[kmymoney4] [Bug 371069] CSV plugin mishandles UTF-16 files

2016-12-31 Thread NSLW
https://bugs.kde.org/show_bug.cgi?id=371069

NSLW  changed:

   What|Removed |Added

 Status|UNCONFIRMED |RESOLVED
 Resolution|--- |INVALID
 CC||lukasz.wojnilow...@gmail.co
   ||m

--- Comment #11 from NSLW  ---
Closing based on comment #8 and me successfully opening provided file in master
version. Reopen if necessary.

-- 
You are receiving this mail because:
You are watching all bug changes.

[kmymoney4] [Bug 371069] CSV plugin mishandles UTF-16 files

2016-10-25 Thread Thomas Baumgart via KDE Bugzilla
https://bugs.kde.org/show_bug.cgi?id=371069

--- Comment #10 from Thomas Baumgart  ---
>From what I can tell, the data looks good if I read it using the UTF-16 decoder
on the next page in the wizard. Nothing fancy or garbled.

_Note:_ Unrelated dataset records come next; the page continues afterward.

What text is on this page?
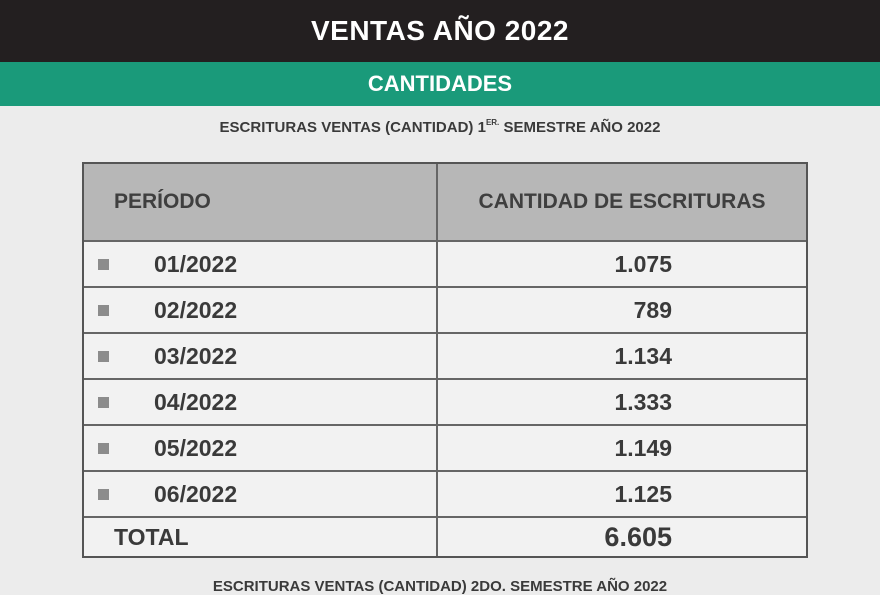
VENTAS AÑO 2022
CANTIDADES
ESCRITURAS VENTAS (CANTIDAD) $1^{ER.}$ SEMESTRE AÑO 2022
PERÍODO	CANTIDAD DE ESCRITURAS
01/2022	1.075
02/2022	789
03/2022	1.134
04/2022	1.333
05/2022	1.149
06/2022	1.125
TOTAL	6.605
ESCRITURAS VENTAS (CANTIDAD) 2DO. SEMESTRE AÑO 2022
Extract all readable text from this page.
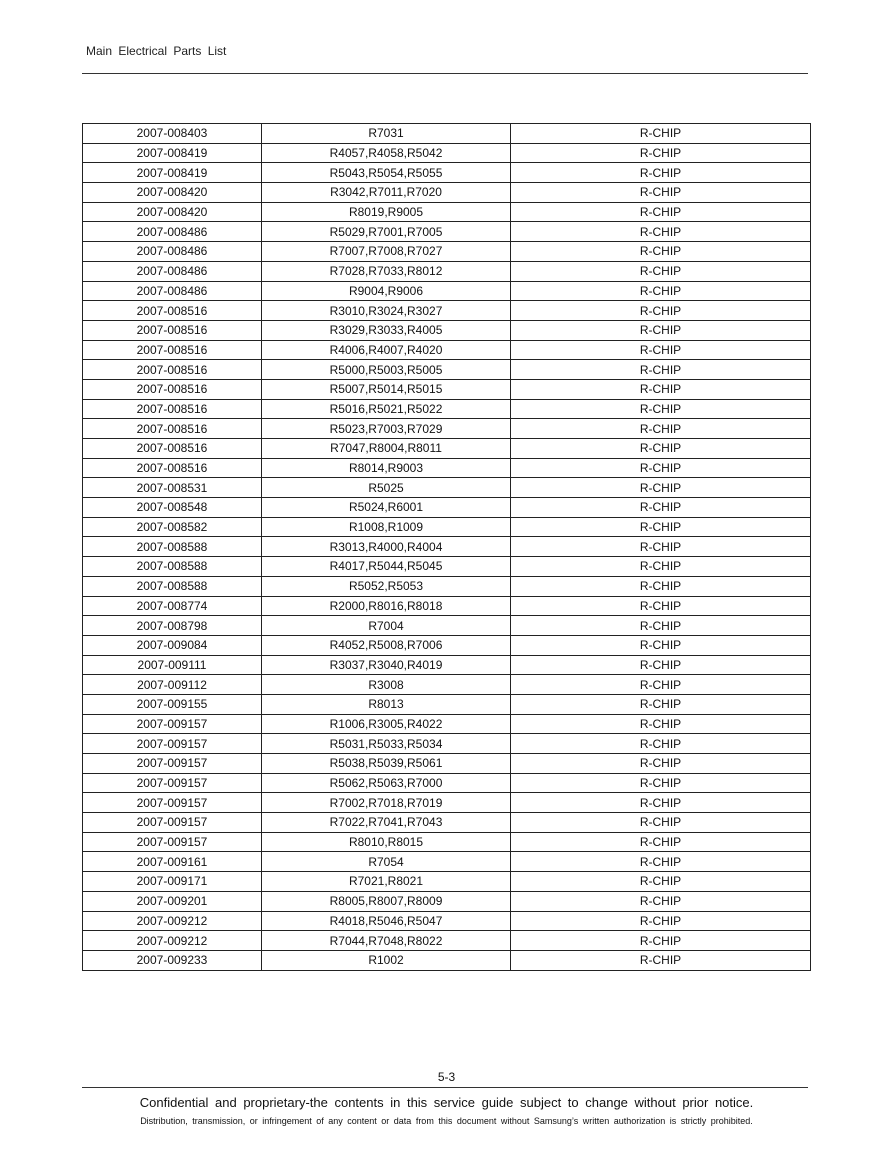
Main Electrical Parts List
2007-008403	R7031	R-CHIP
2007-008419	R4057,R4058,R5042	R-CHIP
2007-008419	R5043,R5054,R5055	R-CHIP
2007-008420	R3042,R7011,R7020	R-CHIP
2007-008420	R8019,R9005	R-CHIP
2007-008486	R5029,R7001,R7005	R-CHIP
2007-008486	R7007,R7008,R7027	R-CHIP
2007-008486	R7028,R7033,R8012	R-CHIP
2007-008486	R9004,R9006	R-CHIP
2007-008516	R3010,R3024,R3027	R-CHIP
2007-008516	R3029,R3033,R4005	R-CHIP
2007-008516	R4006,R4007,R4020	R-CHIP
2007-008516	R5000,R5003,R5005	R-CHIP
2007-008516	R5007,R5014,R5015	R-CHIP
2007-008516	R5016,R5021,R5022	R-CHIP
2007-008516	R5023,R7003,R7029	R-CHIP
2007-008516	R7047,R8004,R8011	R-CHIP
2007-008516	R8014,R9003	R-CHIP
2007-008531	R5025	R-CHIP
2007-008548	R5024,R6001	R-CHIP
2007-008582	R1008,R1009	R-CHIP
2007-008588	R3013,R4000,R4004	R-CHIP
2007-008588	R4017,R5044,R5045	R-CHIP
2007-008588	R5052,R5053	R-CHIP
2007-008774	R2000,R8016,R8018	R-CHIP
2007-008798	R7004	R-CHIP
2007-009084	R4052,R5008,R7006	R-CHIP
2007-009111	R3037,R3040,R4019	R-CHIP
2007-009112	R3008	R-CHIP
2007-009155	R8013	R-CHIP
2007-009157	R1006,R3005,R4022	R-CHIP
2007-009157	R5031,R5033,R5034	R-CHIP
2007-009157	R5038,R5039,R5061	R-CHIP
2007-009157	R5062,R5063,R7000	R-CHIP
2007-009157	R7002,R7018,R7019	R-CHIP
2007-009157	R7022,R7041,R7043	R-CHIP
2007-009157	R8010,R8015	R-CHIP
2007-009161	R7054	R-CHIP
2007-009171	R7021,R8021	R-CHIP
2007-009201	R8005,R8007,R8009	R-CHIP
2007-009212	R4018,R5046,R5047	R-CHIP
2007-009212	R7044,R7048,R8022	R-CHIP
2007-009233	R1002	R-CHIP
5-3
Confidential and proprietary-the contents in this service guide subject to change without prior notice.
Distribution, transmission, or infringement of any content or data from this document without Samsung’s written authorization is strictly prohibited.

And I just omitted the return type void when I referenced the method. It is a
current git head of the 4.8 branch.

-- 
You are receiving this mail because:
You are watching all bug changes.


[kmymoney4] [Bug 371069] CSV plugin mishandles UTF-16 files

2016-10-22 Thread allan via KDE Bugzilla
https://bugs.kde.org/show_bug.cgi?id=371069

--- Comment #9 from allan  ---
(In reply to Thomas Baumgart from comment #8)
> I tried this on my KDE4, KMyMoney 4.8 production system (this is generated
> of HEAD on the 4.8 branch).

> When I change the encoding in the dialog to UTF-16 before I select the file,
> then things seem to work properly.

Just to be clear, are you saying that you do not then see the problem I
reported, of the data being garbled?  If I ensure that UTF-16 is already
selected - displayed in the file selector - then I definitely do see the
corruption.

> I am looking at the following snippet in
> CSVDialog::readFile(const QString& fname):

Might this be a non-current git head version?  There has recently been some
reformatting of the source and I have void CSVWizard::readFile(const QString&
fname), as does the current git head.  In terms of the actual code, they are
identical in this particular area.  Just to be clear, again.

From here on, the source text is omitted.